Glenn Reynolds has a roundup of links on the decision by the New Jersey Supreme Court that denying equal rights to gay and married couples is a violation of the New Jersey Constitution. Reynolds notes that civil unions might be sufficient under the decision, but even that is questionable.
I don’t have the time to read the decision quite yet (plenty of other decisions to read at the moment), but from what cursory reading I’ve done, I have a feeling that this may energize Republican voters who are opposed to gay marriage. Putting such sweeping social changes into the hands of the judiciary is likely to inflame those who want this to be a matter for the legislative domain. Indeed, Senate candidate Tom Kean has come out in favor of an amendment to define marriage as being between one man and one woman. Given the massive margins by which similar measures have passed in other states, that’s likely to be the outcome in New Jersey as well.
I’ve always been somewhat skeptical of arguments that gay marriage will somehow destroy the sanctity of marriage as an institution. I’m personally for some kind of civil union arrangement for gay couples, but I also agree that the cultural baggage that goes along with the concept of marriage does not allow that term to be stretched that far beyond it’s centuries-old common law meaning. Marriage has never been anything else but the union between one man and one woman, and to stretch that term to fit all sorts of social arrangements is not going to fly in this country. However, if gay couples were allowed to engage in civil unions, would that really destroy the sanctity of marriage? After all, there are gay people, and gay people do have sex — isn’t it a better argument to say that using monogamy as a healthy standard for both relationships will strengthen it for all? (Andrew Sullivan’s made that argument before, and I think it’s a rather good one.) Does the mere existence of married gay couples somehow present an existential threat to marriage as an institution? I’ve yet to see any truly convincing and rigorous data that says that it does.
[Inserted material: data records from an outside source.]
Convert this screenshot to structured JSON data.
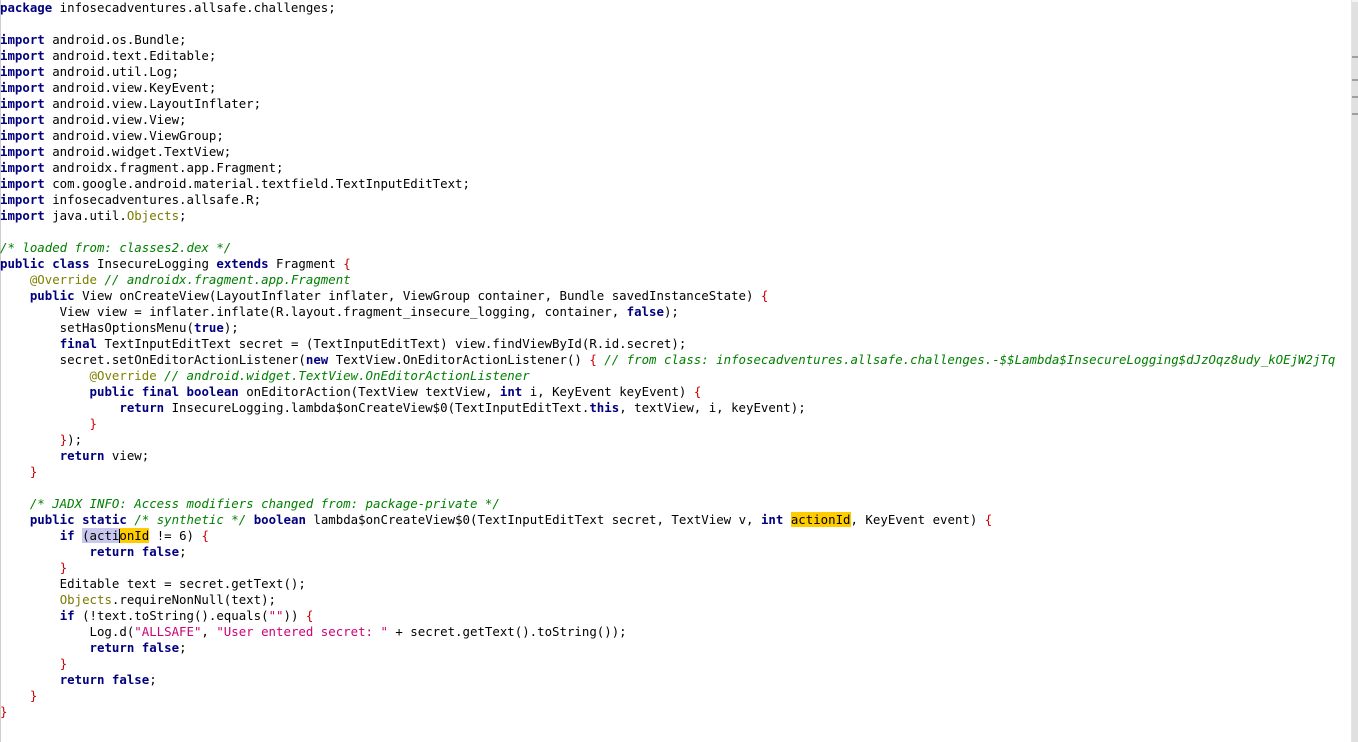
{
  "editor": {
    "lines": [
      [
        [
          "package",
          "kw"
        ],
        [
          " infosecadventures.allsafe.challenges;",
          ""
        ]
      ],
      [],
      [
        [
          "import",
          "kw"
        ],
        [
          " android.os.Bundle;",
          ""
        ]
      ],
      [
        [
          "import",
          "kw"
        ],
        [
          " android.text.Editable;",
          ""
        ]
      ],
      [
        [
          "import",
          "kw"
        ],
        [
          " android.util.Log;",
          ""
        ]
      ],
      [
        [
          "import",
          "kw"
        ],
        [
          " android.view.KeyEvent;",
          ""
        ]
      ],
      [
        [
          "import",
          "kw"
        ],
        [
          " android.view.LayoutInflater;",
          ""
        ]
      ],
      [
        [
          "import",
          "kw"
        ],
        [
          " android.view.View;",
          ""
        ]
      ],
      [
        [
          "import",
          "kw"
        ],
        [
          " android.view.ViewGroup;",
          ""
        ]
      ],
      [
        [
          "import",
          "kw"
        ],
        [
          " android.widget.TextView;",
          ""
        ]
      ],
      [
        [
          "import",
          "kw"
        ],
        [
          " androidx.fragment.app.Fragment;",
          ""
        ]
      ],
      [
        [
          "import",
          "kw"
        ],
        [
          " com.google.android.material.textfield.TextInputEditText;",
          ""
        ]
      ],
      [
        [
          "import",
          "kw"
        ],
        [
          " infosecadventures.allsafe.R;",
          ""
        ]
      ],
      [
        [
          "import",
          "kw"
        ],
        [
          " java.util.",
          ""
        ],
        [
          "Objects",
          "cl"
        ],
        [
          ";",
          ""
        ]
      ],
      [],
      [
        [
          "/* loaded from: classes2.dex */",
          "cm"
        ]
      ],
      [
        [
          "public",
          "kw"
        ],
        [
          " ",
          ""
        ],
        [
          "class",
          "kw"
        ],
        [
          " InsecureLogging ",
          ""
        ],
        [
          "extends",
          "kw"
        ],
        [
          " Fragment ",
          ""
        ],
        [
          "{",
          "br"
        ]
      ],
      [
        [
          "    ",
          ""
        ],
        [
          "@Override",
          "an"
        ],
        [
          " ",
          ""
        ],
        [
          "// androidx.fragment.app.Fragment",
          "cm"
        ]
      ],
      [
        [
          "    ",
          ""
        ],
        [
          "public",
          "kw"
        ],
        [
          " View onCreateView(LayoutInflater inflater, ViewGroup container, Bundle savedInstanceState) ",
          ""
        ],
        [
          "{",
          "br"
        ]
      ],
      [
        [
          "        View view = inflater.inflate(R.layout.fragment_insecure_logging, container, ",
          ""
        ],
        [
          "false",
          "kw"
        ],
        [
          ");",
          ""
        ]
      ],
      [
        [
          "        setHasOptionsMenu(",
          ""
        ],
        [
          "true",
          "kw"
        ],
        [
          ");",
          ""
        ]
      ],
      [
        [
          "        ",
          ""
        ],
        [
          "final",
          "kw"
        ],
        [
          " TextInputEditText secret = (TextInputEditText) view.findViewById(R.id.secret);",
          ""
        ]
      ],
      [
        [
          "        secret.setOnEditorActionListener(",
          ""
        ],
        [
          "new",
          "kw"
        ],
        [
          " TextView.OnEditorActionListener() ",
          ""
        ],
        [
          "{",
          "br"
        ],
        [
          " ",
          ""
        ],
        [
          "// from class: infosecadventures.allsafe.challenges.-$$Lambda$InsecureLogging$dJzOqz8udy_kOEjW2jTq",
          "cm"
        ]
      ],
      [
        [
          "            ",
          ""
        ],
        [
          "@Override",
          "an"
        ],
        [
          " ",
          ""
        ],
        [
          "// android.widget.TextView.OnEditorActionListener",
          "cm"
        ]
      ],
      [
        [
          "            ",
          ""
        ],
        [
          "public",
          "kw"
        ],
        [
          " ",
          ""
        ],
        [
          "final",
          "kw"
        ],
        [
          " ",
          ""
        ],
        [
          "boolean",
          "kw"
        ],
        [
          " onEditorAction(TextView textView, ",
          ""
        ],
        [
          "int",
          "kw"
        ],
        [
          " i, KeyEvent keyEvent) ",
          ""
        ],
        [
          "{",
          "br"
        ]
      ],
      [
        [
          "                ",
          ""
        ],
        [
          "return",
          "kw"
        ],
        [
          " InsecureLogging.lambda$onCreateView$0(TextInputEditText.",
          ""
        ],
        [
          "this",
          "kw"
        ],
        [
          ", textView, i, keyEvent);",
          ""
        ]
      ],
      [
        [
          "            ",
          ""
        ],
        [
          "}",
          "br"
        ]
      ],
      [
        [
          "        ",
          ""
        ],
        [
          "}",
          "br"
        ],
        [
          ");",
          ""
        ]
      ],
      [
        [
          "        ",
          ""
        ],
        [
          "return",
          "kw"
        ],
        [
          " view;",
          ""
        ]
      ],
      [
        [
          "    ",
          ""
        ],
        [
          "}",
          "br"
        ]
      ],
      [],
      [
        [
          "    ",
          ""
        ],
        [
          "/* JADX INFO: Access modifiers changed from: package-private */",
          "cm"
        ]
      ],
      [
        [
          "    ",
          ""
        ],
        [
          "public",
          "kw"
        ],
        [
          " ",
          ""
        ],
        [
          "static",
          "kw"
        ],
        [
          " ",
          ""
        ],
        [
          "/* synthetic */",
          "cm"
        ],
        [
          " ",
          ""
        ],
        [
          "boolean",
          "kw"
        ],
        [
          " lambda$onCreateView$0(TextInputEditText secret, TextView v, ",
          ""
        ],
        [
          "int",
          "kw"
        ],
        [
          " ",
          ""
        ],
        [
          "actionId",
          "hl"
        ],
        [
          ", KeyEvent event) ",
          ""
        ],
        [
          "{",
          "br"
        ]
      ],
      [
        [
          "        ",
          ""
        ],
        [
          "if",
          "kw"
        ],
        [
          " ",
          ""
        ],
        [
          "(acti",
          "hlb"
        ],
        [
          "onId",
          "hl"
        ],
        [
          " != 6) ",
          ""
        ],
        [
          "{",
          "br"
        ]
      ],
      [
        [
          "            ",
          ""
        ],
        [
          "return",
          "kw"
        ],
        [
          " ",
          ""
        ],
        [
          "false",
          "kw"
        ],
        [
          ";",
          ""
        ]
      ],
      [
        [
          "        ",
          ""
        ],
        [
          "}",
          "br"
        ]
      ],
      [
        [
          "        Editable text = secret.getText();",
          ""
        ]
      ],
      [
        [
          "        ",
          ""
        ],
        [
          "Objects",
          "cl"
        ],
        [
          ".requireNonNull(text);",
          ""
        ]
      ],
      [
        [
          "        ",
          ""
        ],
        [
          "if",
          "kw"
        ],
        [
          " (!text.toString().equals(",
          ""
        ],
        [
          "\"\"",
          "st"
        ],
        [
          ")) ",
          ""
        ],
        [
          "{",
          "br"
        ]
      ],
      [
        [
          "            Log.d(",
          ""
        ],
        [
          "\"ALLSAFE\"",
          "st"
        ],
        [
          ", ",
          ""
        ],
        [
          "\"User entered secret: \"",
          "st"
        ],
        [
          " + secret.getText().toString());",
          ""
        ]
      ],
      [
        [
          "            ",
          ""
        ],
        [
          "return",
          "kw"
        ],
        [
          " ",
          ""
        ],
        [
          "false",
          "kw"
        ],
        [
          ";",
          ""
        ]
      ],
      [
        [
          "        ",
          ""
        ],
        [
          "}",
          "br"
        ]
      ],
      [
        [
          "        ",
          ""
        ],
        [
          "return",
          "kw"
        ],
        [
          " ",
          ""
        ],
        [
          "false",
          "kw"
        ],
        [
          ";",
          ""
        ]
      ],
      [
        [
          "    ",
          ""
        ],
        [
          "}",
          "br"
        ]
      ],
      [
        [
          "}",
          "br"
        ]
      ]
    ]
  }
}
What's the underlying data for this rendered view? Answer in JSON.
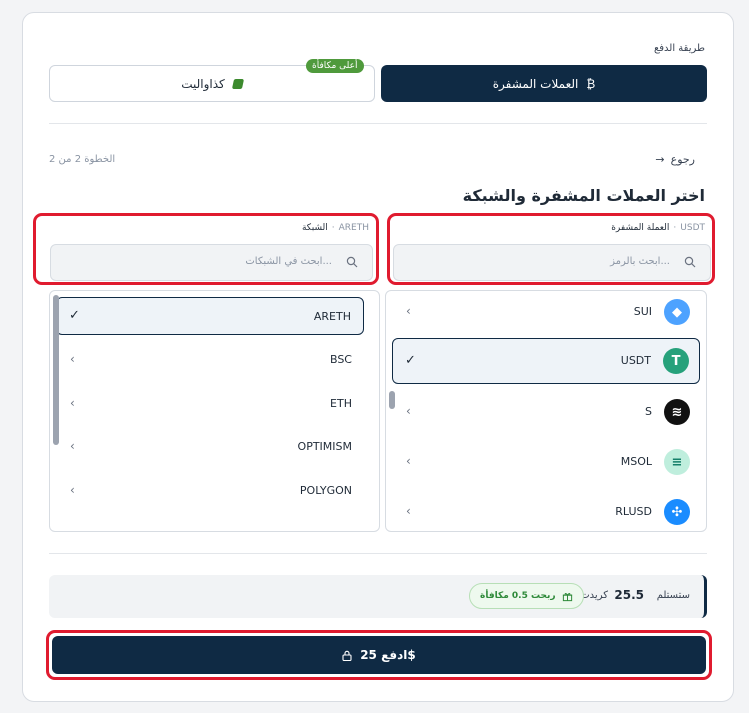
{
  "payment": {
    "title": "طريقة الدفع",
    "crypto_tab": "العملات المشفرة",
    "crypto_icon": "₿",
    "kedawallet_tab": "كذاواليت",
    "kedawallet_badge": "أعلى مكافأة"
  },
  "nav": {
    "back": "رجوع",
    "back_arrow": "→",
    "step": "الخطوة 2 من 2"
  },
  "section_title": "اختر العملات المشفرة والشبكة",
  "currency": {
    "label": "العملة المشفرة",
    "selected": "USDT",
    "placeholder": "ابحث بالرمز...",
    "items": [
      "SUI",
      "USDT",
      "S",
      "MSOL",
      "RLUSD"
    ],
    "colors": {
      "SUI": "#4da2ff",
      "USDT": "#26a17b",
      "S": "#111111",
      "MSOL": "#9fe0c8",
      "RLUSD": "#1a8cff"
    }
  },
  "network": {
    "label": "الشبكة",
    "selected": "ARETH",
    "placeholder": "ابحث في الشبكات...",
    "items": [
      "ARETH",
      "BSC",
      "ETH",
      "OPTIMISM",
      "POLYGON"
    ]
  },
  "summary": {
    "receive_label": "ستستلم",
    "amount": "25.5",
    "unit": "كريدت",
    "bonus": "ربحت 0.5 مكافأة"
  },
  "pay_button": "ادفع 25$",
  "dot": "·",
  "check": "✓",
  "chevron": "‹"
}
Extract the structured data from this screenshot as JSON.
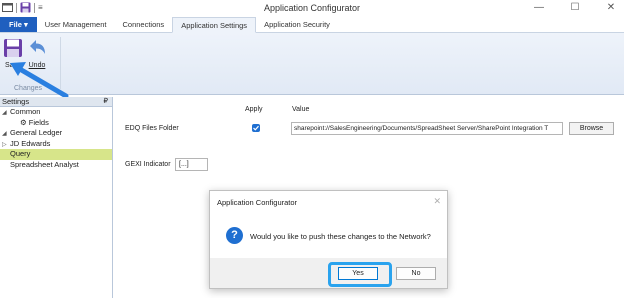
{
  "window": {
    "title": "Application Configurator",
    "controls": [
      "—",
      "☐",
      "✕"
    ]
  },
  "tabs": [
    {
      "label": "File ▾",
      "kind": "file"
    },
    {
      "label": "User Management",
      "kind": "normal"
    },
    {
      "label": "Connections",
      "kind": "normal"
    },
    {
      "label": "Application Settings",
      "kind": "active"
    },
    {
      "label": "Application Security",
      "kind": "normal"
    }
  ],
  "ribbon": {
    "save_label": "Save",
    "undo_label": "Undo",
    "group_label": "Changes"
  },
  "settings_panel": {
    "header": "Settings",
    "pin": "₽",
    "items": [
      {
        "label": "Common",
        "twisty": "◢",
        "level": 0,
        "selected": false
      },
      {
        "label": "⚙ Fields",
        "twisty": "",
        "level": 1,
        "selected": false
      },
      {
        "label": "General Ledger",
        "twisty": "◢",
        "level": 0,
        "selected": false
      },
      {
        "label": "JD Edwards",
        "twisty": "▷",
        "level": 0,
        "selected": false
      },
      {
        "label": "Query",
        "twisty": "",
        "level": 0,
        "selected": true
      },
      {
        "label": "Spreadsheet Analyst",
        "twisty": "",
        "level": 0,
        "selected": false
      }
    ]
  },
  "main": {
    "col_apply": "Apply",
    "col_value": "Value",
    "edq_label": "EDQ Files Folder",
    "edq_apply_checked": true,
    "edq_value": "sharepoint://SalesEngineering/Documents/SpreadSheet Server/SharePoint Integration T",
    "browse_label": "Browse",
    "gexi_label": "GEXI Indicator",
    "gexi_button": "[...]"
  },
  "dialog": {
    "title": "Application Configurator",
    "close": "✕",
    "icon": "?",
    "message": "Would you like to push these changes to the Network?",
    "yes_label": "Yes",
    "no_label": "No"
  },
  "colors": {
    "accent": "#1f6fd1",
    "file_tab": "#1f5fbf",
    "selected_row": "#d7e58a",
    "highlight": "#2aa3ee"
  }
}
However, that doesn’t mean that all advocates of traditional marriage are mindless bigots. There is quite a lot of philosophical and cultural ground to argue that extending marriage that far diminishes the currency of marriage until it becomes virtually meaningless. That’s not an argument that can be easily brushed aside. The state has an interest in healthy families, as healthy families are the primary way that democratic values are inculcated into the body politic. Marriage and healthy families are undoubtedly strongly correlated. The state has a definite interest in making sure that marriage as an institution stays healthy and strong. The New Jersey Supreme Court seems to broadly dismiss those arguments, and I’m not sure that line of reasoning is necessarily all that solid. If government has no interest in marriage, then it should be purely a matter of contract — and that’s where I could foresee this all ending up.
Until then, one thing is clear: a majority of Americans do not support gay marriage. If there is one thing recent history has taught us, it’s that major societal changes have to come from the bottom up rather than the top down. A judicial imposition of such a sweeping culture change will inevitably lead to a backlash, and ultimately this sort of judicial activism may prove to further politicize an issue which belongs in the domain of culture and persuasion rather than judicial edict and legislative pronouncement.
UPDATE: Some commenters have pointed out that the decision doesn’t actually uphold gay marriage — which may be technically true, but I don’t think that technicality ultimately matters. The New Jersey Supreme Court held that:
enying committed same-sex couples the financial and social benefits and privileges given to their married heterosexual counterparts bears no substantial relationship to a legitimate governmental purpose. The Court holds that under the equal protection guarantee of Article I, Paragraph 1 of the New Jersey Constitution, committed same-sex couples must be afforded on equal terms the same rights and benefits enjoyed by opposite-sex couples under the civil marriage statutes. The name to be given to the statutory scheme that provides full rights and benefits to same-sex couples, whether marriage or some other term, is a matter left to the democratic process.
So gay couples are afforded the same rights and protections as heterosexual couples as a matter of the New Jersey Constitution — and “on equal terms.” The New Jersey Supreme Court doesn’t preclude a later suit demanding that gays be given full marriage rights, including the term itself. In fact, 3 justices did indeed specially concur to state they felt that was the case. As loathe as I normally am to accept slippery slope arguments, I think this decision inevitably leads in the direction of full gay marriage.
I’m guessing that based on New Jersey law, to afford the same rights “on equal terms” to homosexual couples as heterosexual couples, it would be absolutely necessary to uphold gay marriage as a full and complete package. Giving gay couples only “civil unions” while allowing straight couples to be legally “married’ seems utterly inconsistent with this ruling. If I were on the side of full gay marriage, that’s the argument that I’d be making in future litigation — which seems inevitable at this point.